I cannot blame MCA for this, nor DAP for that matter, because this is after all the malaise system: “Now I am not saying that the non-Malays had no part in making this system, but as recent events have demonstrated, most of us have very little intention of destroying the current system.  "Replacing former premier Najib Abdul Razak, in case you did not get the memo, is not destroying the system. It merely means we are setting the system back to its default setting.”
No lessons learned
Here's the thing. Why hasn’t DAP learned the lesson of the downfall of MCA? This is not a question of inexperience. DAP has led Penang and been a part of the Selangor government, and within this context, all they have managed to do is walk in the footsteps of MCA, while attempting to destroy it once and for all.
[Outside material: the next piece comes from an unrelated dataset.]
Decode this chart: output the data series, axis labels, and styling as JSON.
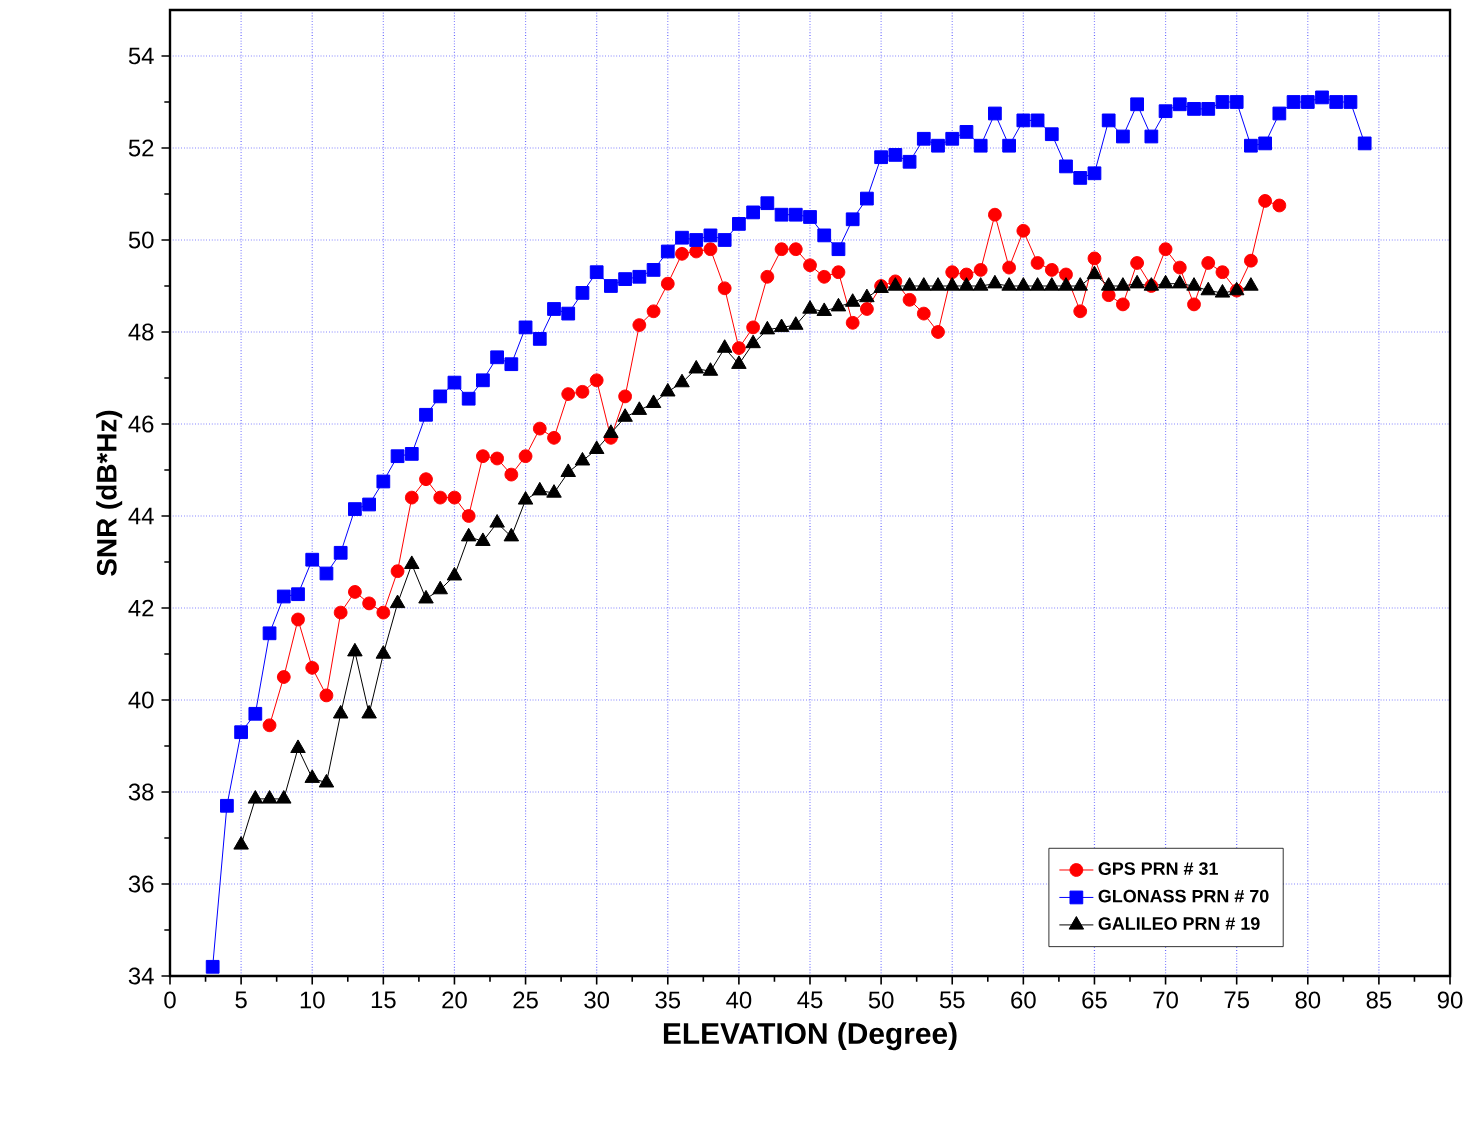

Did it ever occur to anyone that the problem with the Malay community is that there is very little choice when it comes to the political parties they vote for? Do we want the same kind of dilemma in the non-Malay communities? I think not.
Ultimately, if you are a non-Malay mainstream political party, in varying degrees, you have to service Malay power structures when it comes to the bumiputera agenda. What you can do is remain staunchly secular eschewing any kind of agenda of attempting to court Malay votes through Islam, and loudly advocate for egalitarian policies while supporting non-religious affirmative action programmes for the Malay community.
You have to do this so long as you are aligned with Malay-only political power structures.